Now the government comes in with its Amusement Efficiency Package and offers to subsidize all-day passes by $15. Everyone switches to the $30 pass, and advocates breathlessly declare that their efforts have saved the average American $20 in hourly fees. Success!
Of course, here it's obvious that there was no actual gain. Prodded by the subsidy, visitors needlessly bought the $30 pass when they would have been just as happy spending $20, and the net combined loss to consumers and the government was $10. Yet this is precisely the argument that Romm is making (and Plumer seems to find convincing)! Perhaps you feel that this is a silly example, ill-suited for a serious topic like energy policy. But as Paul Krugman memorably argued—and I think this case confirms—we need silly, playful examples to understand the essence of our arguments. Somehow the logic is much clearer when we're discussing amusement parks rather than fuel economy.
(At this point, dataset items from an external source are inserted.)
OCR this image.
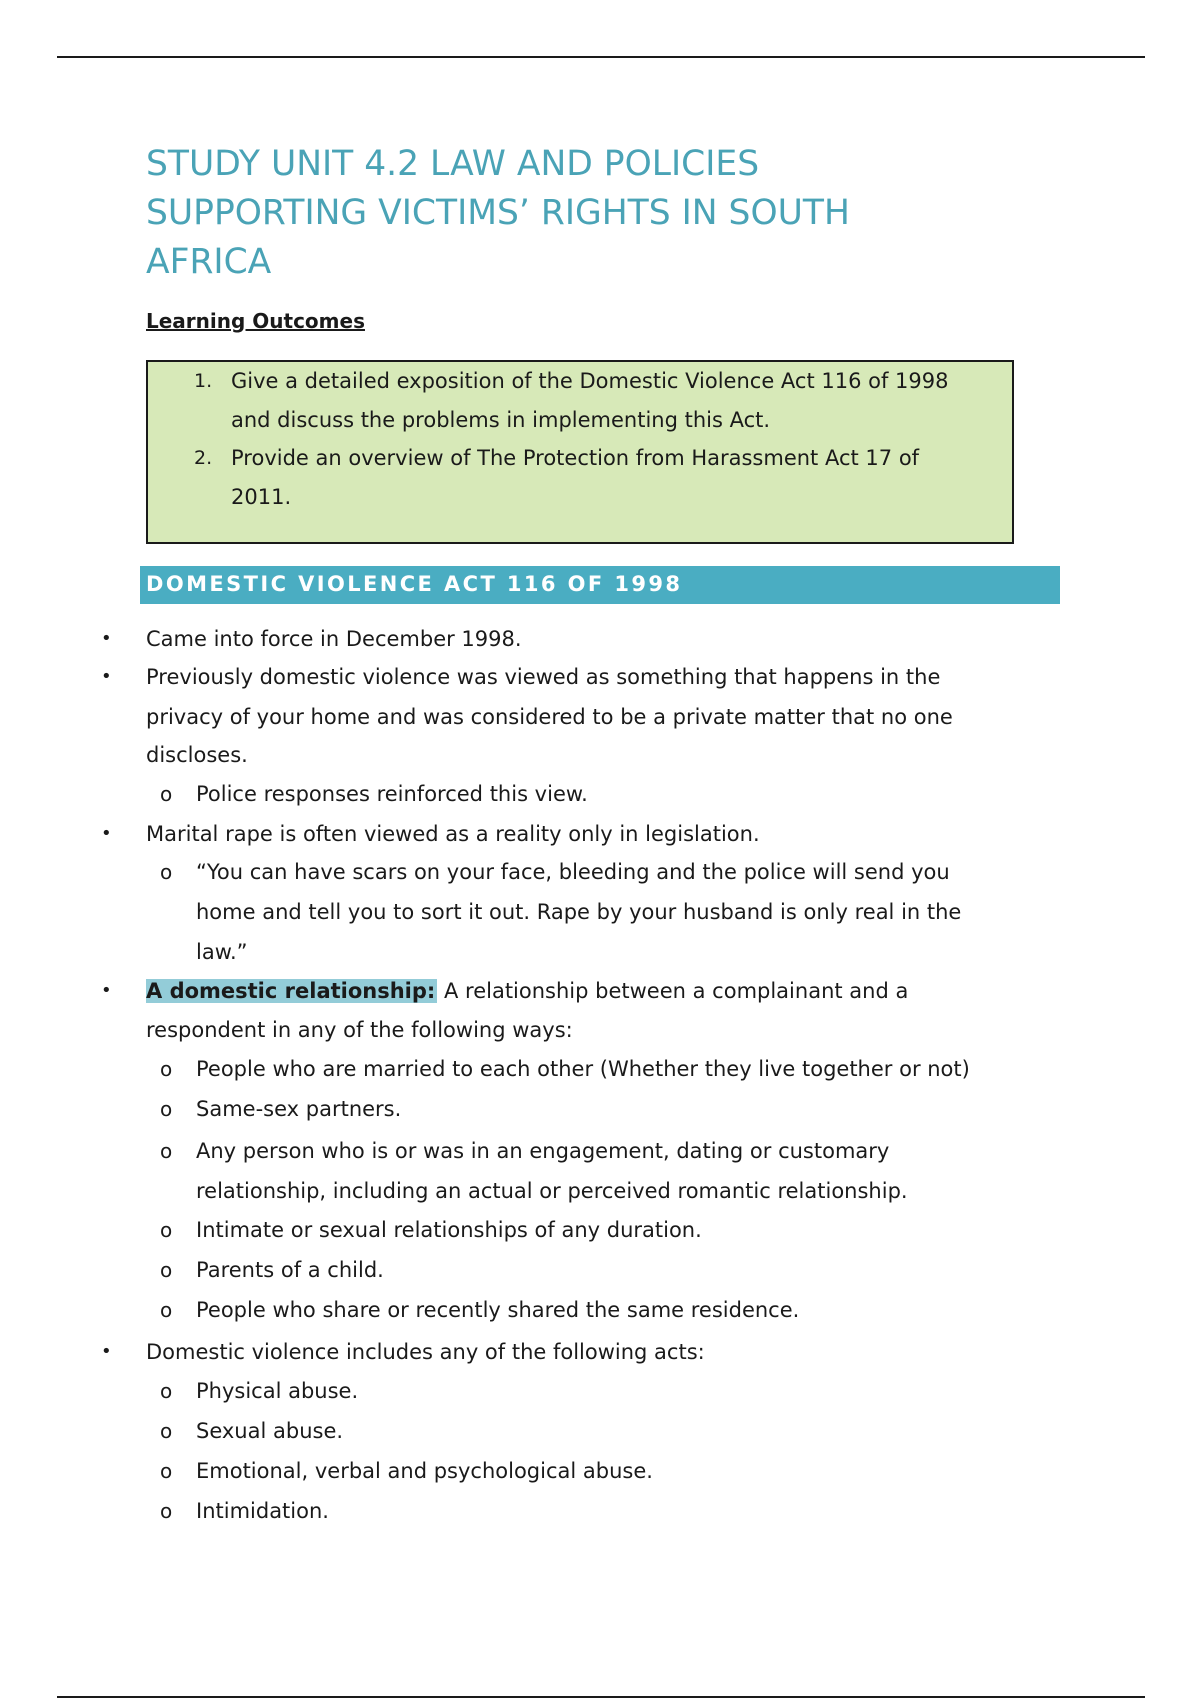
STUDY UNIT 4.2 LAW AND POLICIES
SUPPORTING VICTIMS’ RIGHTS IN SOUTH
AFRICA
Learning Outcomes
1. Give a detailed exposition of the Domestic Violence Act 116 of 1998
and discuss the problems in implementing this Act.
2. Provide an overview of The Protection from Harassment Act 17 of
2011.
DOMESTIC VIOLENCE ACT 116 OF 1998
• Came into force in December 1998.
• Previously domestic violence was viewed as something that happens in the
privacy of your home and was considered to be a private matter that no one
discloses.
o Police responses reinforced this view.
• Marital rape is often viewed as a reality only in legislation.
o “You can have scars on your face, bleeding and the police will send you
home and tell you to sort it out. Rape by your husband is only real in the
law.”
• A domestic relationship: A relationship between a complainant and a
respondent in any of the following ways:
o People who are married to each other (Whether they live together or not)
o Same-sex partners.
o Any person who is or was in an engagement, dating or customary
relationship, including an actual or perceived romantic relationship.
o Intimate or sexual relationships of any duration.
o Parents of a child.
o People who share or recently shared the same residence.
• Domestic violence includes any of the following acts:
o Physical abuse.
o Sexual abuse.
o Emotional, verbal and psychological abuse.
o Intimidation.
I don't claim to make any all-encompassing argument against cash-for-clunkers here. Its possible effect as a stimulus is far too complicated to examine in such a small space. Still, as Romm admits and an understanding of the economics of carbon policy confirms, cash-for-clunkers is an incredibly inefficient way to lower carbon emissions; and as I hope I've established here, tallying every fuel dollar saved as a direct benefit of the bill is patently illogical.
It seems that this is a general phenomenon. For whatever reason, otherwise very smart non-economists are prone to bizarre lapses in critical thinking when the conversation turns to economic efficiency. And this is why—whatever our faults may be—economists will remain an important part of the policy discussion.